Member of the Iowa Senate from the 15th district
- In office January 14, 1884 – January 10, 1892
- Preceded by: John Kelly Johnson
- Succeeded by: Theodore Perry

Personal details
- Born: Edward Roberts Cassatt April 14, 1839 Wabash County, Indiana, United States
- Died: June 26, 1907 (aged 68) Albert Lea, Minnesota, United States
- Party: Democrat

= Edward R. Cassatt =

American politician

Edward Roberts Cassatt (April 14, 1839 – June 26, 1907) was an American politician.

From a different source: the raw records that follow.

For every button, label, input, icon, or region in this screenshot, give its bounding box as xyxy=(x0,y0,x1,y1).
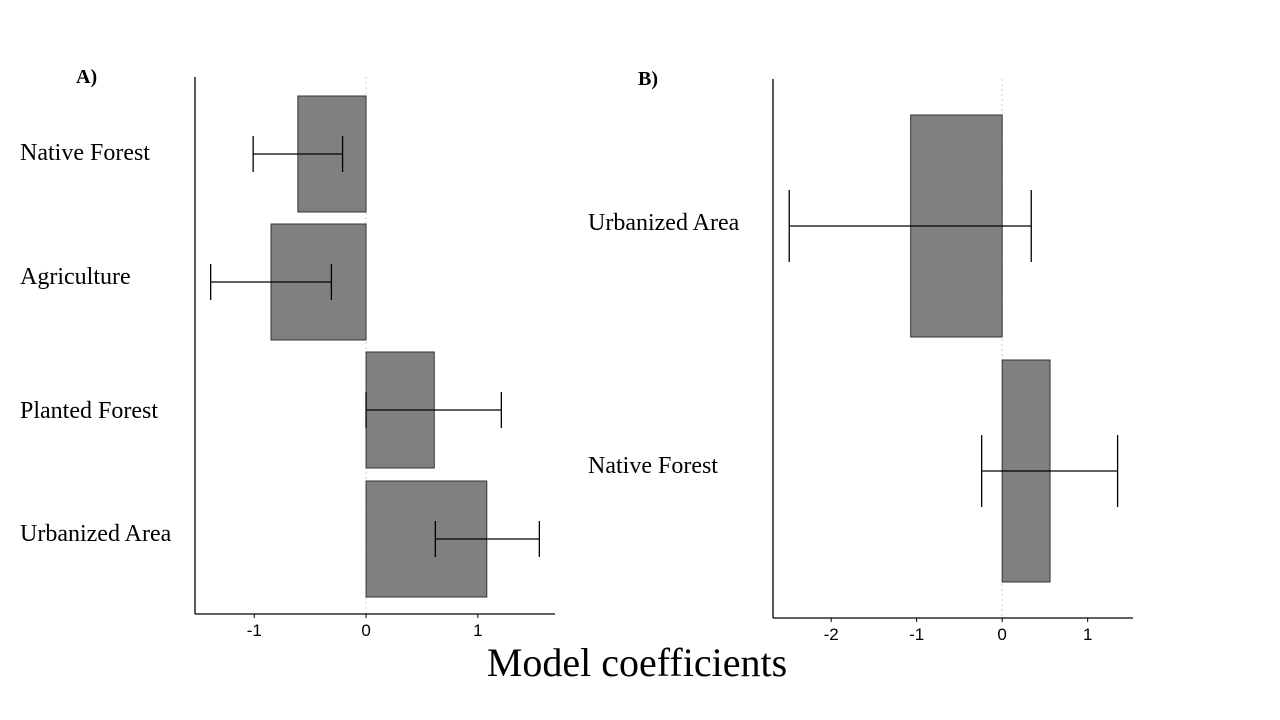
category-label: Planted Forest xyxy=(20,398,158,424)
panel-label: A) xyxy=(76,66,97,88)
panel-label: B) xyxy=(638,68,658,90)
panel-a: A) Native Forest Agriculture Planted Forest… xyxy=(20,66,555,640)
shared-x-axis-label: Model coefficients xyxy=(487,640,787,685)
category-label: Native Forest xyxy=(20,140,150,166)
x-tick-label: -1 xyxy=(247,621,262,640)
x-tick-label: -1 xyxy=(909,625,924,644)
category-label: Urbanized Area xyxy=(20,521,172,547)
category-label: Urbanized Area xyxy=(588,210,740,236)
x-tick-label: 0 xyxy=(361,621,370,640)
category-label: Native Forest xyxy=(588,453,718,479)
x-tick-label: -2 xyxy=(824,625,839,644)
category-label: Agriculture xyxy=(20,264,131,290)
x-tick-label: 0 xyxy=(997,625,1006,644)
panel-b: B) Urbanized Area Native Forest -2 -1 0 1 xyxy=(588,68,1133,644)
x-tick-label: 1 xyxy=(473,621,482,640)
x-tick-label: 1 xyxy=(1083,625,1092,644)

Cassatt was born on April 14, 1839, in Wabash County, Indiana. He attended Indiana common schools and first moved to Iowa in 1857, where he enrolled at Central University in Pella. He returned to Indiana to read law with judge John W. Petit, then was admitted to the bar in Knoxville, Iowa, in 1868. Cassatt worked alongside Jairus Edward Neal, whose daughter Emily he married in 1860. Due to health concerns, Cassatt abandoned the practice of law and became a miller. Subsequently, Cassatt helped establish the First National Bank of Pella and the Marion County National Bank in Knoxville. From 1884 to 1892, Casatt served in the Iowa Senate from District 15 as a Democrat.

Following his two terms as state senator, Cassatt became dependent on alcohol and morphine, and lost nearly $250,000 investing in wheat on the Chicago Board of Trade. Smaller transactions were processed in Des Moines. The First National Bank of Pella also lost money. Arraigned on charges of embezzlement, Cassatt attempted suicide on June 3, 1895, by cutting his throat and pouring poison into the resulting wounds. He was found guilty of violating banking laws. On July 15, 1895, Cassatt was sentenced to nine years imprisonment by John Simson Woolson, of which he served a portion in Anamosa, Iowa, before he was pardoned by President William McKinley in 1900. In later life, Cassatt moved to Albert Lea, Minnesota, where he died on June 26, 1907, from a stomach issue. He was buried in Pella's Oak Wood (or Oakland) Cemetery.